Heute bestreitet Rafael van der Vaart sein Abschiedsspiel in Hamburg. Einst verzauberte er die Stadt mit seinen Distanzschüssen. Insbesondere einen jungen Mann aus Eppendorf.
Trotzdem: Ab jenem Tag im Sommer 2005 verband Rafael und mich ein unsichtbares Band. Er, so stellte ich es mir vor, würde Eppendorf nun durchleben wie ich früher: Schwarzfahren im 114er Bus, unerlaubt vom Beckenrand des Holthusenbads springen, blöd Rumlungern am Eppendorfer Baum. Vermutlich würden wir sogar demnächst gemeinsam Abitur machen und unser erstes Bier in der Halligalli-Kneipe „Jablonksy“ am Eppendorfer Marktplatz trinken. Einem Laden für lichtscheue Männer mittleren Alters und einem Wirt, der ständig Konfetti in die Luft warf, weil er Silvester so toll fand.
Rafi und ich waren kurz davor, beste Freunde zu werden. So sah ich das.
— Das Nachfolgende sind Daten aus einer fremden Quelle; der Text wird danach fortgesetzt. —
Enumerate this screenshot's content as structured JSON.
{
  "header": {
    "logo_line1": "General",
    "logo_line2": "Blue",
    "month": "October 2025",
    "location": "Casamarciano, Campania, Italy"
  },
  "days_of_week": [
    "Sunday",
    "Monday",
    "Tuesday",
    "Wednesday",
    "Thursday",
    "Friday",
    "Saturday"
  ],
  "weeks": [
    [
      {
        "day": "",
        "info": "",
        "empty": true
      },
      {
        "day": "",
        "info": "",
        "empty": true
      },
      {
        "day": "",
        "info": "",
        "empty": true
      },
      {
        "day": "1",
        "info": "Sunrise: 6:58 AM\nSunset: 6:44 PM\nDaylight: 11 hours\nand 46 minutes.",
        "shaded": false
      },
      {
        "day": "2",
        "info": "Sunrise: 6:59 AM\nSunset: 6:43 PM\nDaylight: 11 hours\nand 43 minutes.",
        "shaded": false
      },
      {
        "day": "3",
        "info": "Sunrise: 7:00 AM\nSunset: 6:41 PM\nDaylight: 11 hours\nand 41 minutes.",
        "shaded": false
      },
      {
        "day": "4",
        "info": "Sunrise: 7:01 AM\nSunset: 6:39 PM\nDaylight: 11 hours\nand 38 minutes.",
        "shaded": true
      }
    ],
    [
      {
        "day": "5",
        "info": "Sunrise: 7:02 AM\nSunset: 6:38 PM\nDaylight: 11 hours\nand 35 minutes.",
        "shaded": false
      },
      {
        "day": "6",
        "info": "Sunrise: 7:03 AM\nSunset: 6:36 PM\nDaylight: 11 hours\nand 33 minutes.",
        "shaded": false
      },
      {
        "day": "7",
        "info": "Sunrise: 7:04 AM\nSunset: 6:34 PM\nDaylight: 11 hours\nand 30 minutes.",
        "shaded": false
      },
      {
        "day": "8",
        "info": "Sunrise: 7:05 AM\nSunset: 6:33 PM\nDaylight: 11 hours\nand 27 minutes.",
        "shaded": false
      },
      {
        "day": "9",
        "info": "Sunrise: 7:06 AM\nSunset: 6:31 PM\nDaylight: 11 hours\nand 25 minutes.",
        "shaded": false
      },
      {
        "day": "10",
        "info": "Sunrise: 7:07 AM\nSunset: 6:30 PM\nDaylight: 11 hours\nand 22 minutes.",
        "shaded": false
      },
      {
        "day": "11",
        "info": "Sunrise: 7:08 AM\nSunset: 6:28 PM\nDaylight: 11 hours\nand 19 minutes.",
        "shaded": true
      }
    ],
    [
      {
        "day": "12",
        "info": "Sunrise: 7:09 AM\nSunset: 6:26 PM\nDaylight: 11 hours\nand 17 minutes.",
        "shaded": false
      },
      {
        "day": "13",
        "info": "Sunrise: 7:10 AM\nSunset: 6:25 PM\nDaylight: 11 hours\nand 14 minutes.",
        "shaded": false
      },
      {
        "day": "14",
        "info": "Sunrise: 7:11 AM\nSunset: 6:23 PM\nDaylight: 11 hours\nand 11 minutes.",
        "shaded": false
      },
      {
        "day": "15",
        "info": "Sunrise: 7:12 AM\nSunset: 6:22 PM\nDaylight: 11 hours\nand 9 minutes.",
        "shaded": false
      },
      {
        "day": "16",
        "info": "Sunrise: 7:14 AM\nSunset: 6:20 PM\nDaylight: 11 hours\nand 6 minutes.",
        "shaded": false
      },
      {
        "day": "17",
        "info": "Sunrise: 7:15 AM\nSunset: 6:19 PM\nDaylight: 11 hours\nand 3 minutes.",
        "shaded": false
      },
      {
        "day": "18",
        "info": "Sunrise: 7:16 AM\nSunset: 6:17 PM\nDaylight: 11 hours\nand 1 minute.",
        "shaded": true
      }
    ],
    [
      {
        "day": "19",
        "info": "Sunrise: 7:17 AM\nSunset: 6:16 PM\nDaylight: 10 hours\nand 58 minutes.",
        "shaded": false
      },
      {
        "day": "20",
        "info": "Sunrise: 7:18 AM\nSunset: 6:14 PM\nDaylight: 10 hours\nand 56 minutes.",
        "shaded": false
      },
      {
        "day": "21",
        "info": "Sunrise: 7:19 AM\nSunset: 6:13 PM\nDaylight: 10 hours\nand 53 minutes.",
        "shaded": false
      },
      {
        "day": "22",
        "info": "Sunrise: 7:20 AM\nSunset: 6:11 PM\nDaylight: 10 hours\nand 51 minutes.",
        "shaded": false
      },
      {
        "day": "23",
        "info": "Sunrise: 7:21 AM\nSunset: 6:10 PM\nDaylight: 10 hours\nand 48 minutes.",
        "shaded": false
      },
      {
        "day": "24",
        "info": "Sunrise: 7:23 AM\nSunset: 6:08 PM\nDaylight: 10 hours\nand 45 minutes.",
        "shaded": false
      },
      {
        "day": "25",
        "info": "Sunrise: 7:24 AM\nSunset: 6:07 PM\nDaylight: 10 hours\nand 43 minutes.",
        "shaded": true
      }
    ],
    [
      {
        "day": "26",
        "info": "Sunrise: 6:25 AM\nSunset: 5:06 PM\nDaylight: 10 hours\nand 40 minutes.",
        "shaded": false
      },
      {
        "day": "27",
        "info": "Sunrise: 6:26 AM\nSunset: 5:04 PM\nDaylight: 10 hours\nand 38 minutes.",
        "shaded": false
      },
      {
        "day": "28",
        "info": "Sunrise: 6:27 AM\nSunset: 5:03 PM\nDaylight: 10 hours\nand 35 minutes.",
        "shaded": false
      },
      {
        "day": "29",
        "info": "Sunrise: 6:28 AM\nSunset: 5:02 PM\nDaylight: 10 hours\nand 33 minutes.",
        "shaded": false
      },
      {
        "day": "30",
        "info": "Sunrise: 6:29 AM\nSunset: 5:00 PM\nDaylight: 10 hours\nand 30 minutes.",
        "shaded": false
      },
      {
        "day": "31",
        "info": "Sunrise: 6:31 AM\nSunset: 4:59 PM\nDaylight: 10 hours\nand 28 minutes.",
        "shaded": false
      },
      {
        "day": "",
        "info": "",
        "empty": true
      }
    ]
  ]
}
Denn auch fußballerisch kamen wir uns näher. Irgendwann meldete er seinen Sohn beim Hamburger Traditionsverein SC Victoria an, wo ich in den Achtzigern meine ersten Fußballspiele gesehen hatte. Ich malte mir dazu aus, wie er heimlich Extraschichten auf dem Ascheplatz in der Hegestraße schob, wo ich als Jugendlicher so oft gegrätscht bin, dass ich heute noch kleine rote Hegeplatz-Sandsteine im Knie trage.
Dort also trainierte van der Vaart, ich war mir sicher, am späten Abend, wenn niemand mehr unterwegs war, seine tollen Schüsse und Dribblings. Das Resultat präsentierte er dann in den Bundesligastadien. So wie am 29. April 2007, als er mit einem sensationellen Treffer aus 20 Metern für den letzten HSV-Sieg beim FC Bayern sorgte.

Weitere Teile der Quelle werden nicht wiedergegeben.